Work It is the sort of teen dance movie that would’ve been a modest theatrical hit and then go on to run endlessly on TBS or something if it had been released two or three decades ago. It’s not involving, exactly, but it’s thoroughly watchable, even if you let it fade into the background of your household chores. Just look over every once in a while for the dancing. It’s a chipper, inoffensive, amiable movie about putting on a show and finding yourself with a safe ensemble where even the antagonists aren’t all that threatening and the stakes are never too high. The cast is clean-cut and cute — in the just-aged-out-of-sugary-tween-adjacent-TV-roles sort of way — and have the moves for the choreography, which is athletic and impressive while held to a level just below a Step Up movie. (A shame those ran their course; that series was a lot of fun while it lasted.) The same middle-of-the-road, just-good-enough approach is also in Alison Peck’s screenplay’s simple plotting, which finds a plucky high school senior (Sabrina Carpenter) inadvertently letting her dream college’s admissions interviewer assume she’s on the dance team. Problem is she can’t make the dance team, and they despise her for messing up the lighting board at their last show. So she and her dancer friend (Liza Koshy) recruit a team of misfits and an initially-reluctant young dance coach (Jordan Fisher) to be an underdog new team that’ll hopefully solve every character’s little problems and maybe, just maybe, win the big competition. You know where it’s going even if you don’t.

That it is streaming on Netflix gives it the replay ability that would’ve been cable's key to cementing it in a young audience’s consciousness, without the theatrical boost that would’ve made it seem more legitimate. For movies like this, the delivery system collapses the distance between TV movie and the real deal. It looks and moves like an extended sitcom. Director Laura Terruso matches the material by keeping it brightly lit, digitally clear, and simply staged, which simply shows off the dancing and gives some space to the performers to bounce mild banter back and forth. There’s even-keel energy, over-enunciated dialogue, overwritten narration, and go-with-the-flow formulaic plot progression that never fluctuates off a middling baseline. It’s not much else.

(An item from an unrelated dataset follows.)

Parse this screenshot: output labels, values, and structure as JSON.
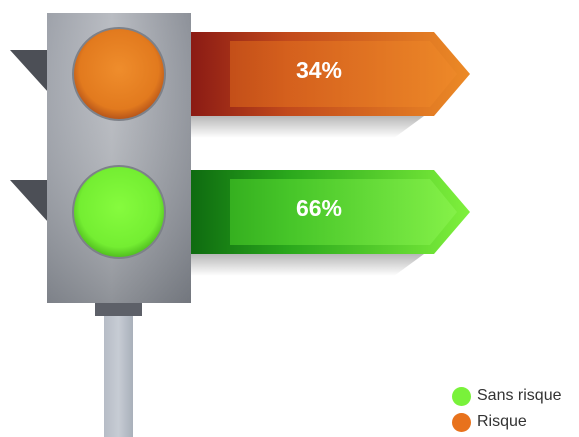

But there’s room to be charmed by movies like this, especially if you haven’t seen too many like it before. More often than not it’s pleasantly as good as it can be without being for me. Younger audiences might get into this more than I could, especially since (or is that “hopefully because”?) it’s much better than other popular Netflix Teen Movies like The Kissing Booths or Tall Girl. The cast is appealing and the dancing is good and that’s what this is all about.